The Omaha Community Foundation announced today that they have launched the Community Resilience Fund, a new community fund that will help support local nonprofits as they work to recover from COVID-19.
The Fund is designed to complement local and federal support and prioritize an equitable, long-term community recovery focused on the following five areas: Achievement Gap, Arts & Culture, Housing, Mental Health, and Workforce & Economic Opportunity. It follows the closure of the COVID-19 Response Fund, launched one year ago to respond to the immediate impacts of the pandemic.
“Now, one year later, the pandemic continues to negatively impact local nonprofits, as they have continued to see an increased demand for services, lost revenue, and other challenges,” Donna Kush, President and CEO of the Omaha Community Foundation said. “The work of our COVID-19 Response Fund, as well as our distribution of $30 million in federal funds in collaboration with Douglas County, have positioned us to help lead the community’s recovery and rebuilding efforts. Each of these efforts has given us great insight into the still unmet needs and long-term resources it will take for our community to fully recover.”
In a report from almost 200 nonprofit grantees, organization leaders estimate a revenue loss of over $46 million in 2021 alone.
The fund will be focused on organizations and the residents they serve who have been most disproportionately affected by the consequences of COVID-19. Anyone in the community is invited to contribute to the fund and can give at omahafoundation.org/resilience.
A grant application process for nonprofits opened this week.
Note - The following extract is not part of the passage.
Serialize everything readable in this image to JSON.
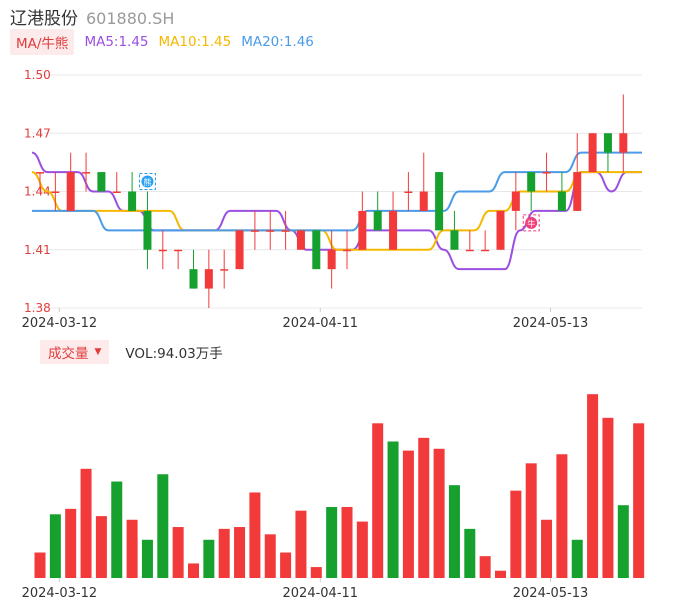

“We know that our nonprofits will continue to feel the effects of the pandemic throughout 2021, and possibly for years to come. As we consider the long-term effects from job loss, distance learning, evictions, and more—we as a community have an opportunity to help those that were most disproportionately impacted rebuild in an equitable, sustainable way,” said Anne Meysenburg, OCF’s Director of Community Investment.”
New unemployment claims are still three times higher now than they were immediately before the pandemic, according to the Nebraska Department of Labor. Data also shows that eviction cases filed this fall and winter in Douglas County continued at rates two times higher than normal. More local data on the Fund’s five priorities can be found here.
The Foundation’s initial COVID-19 Response Fund raised $1.5 million from more than 6,000 donors through December 31, 2020, supporting 51 nonprofits. OCF also has partnered with the County since last fall to distribute more than $30 million in grants for nonprofits, venues, and local restaurants adversely impacted by the pandemic.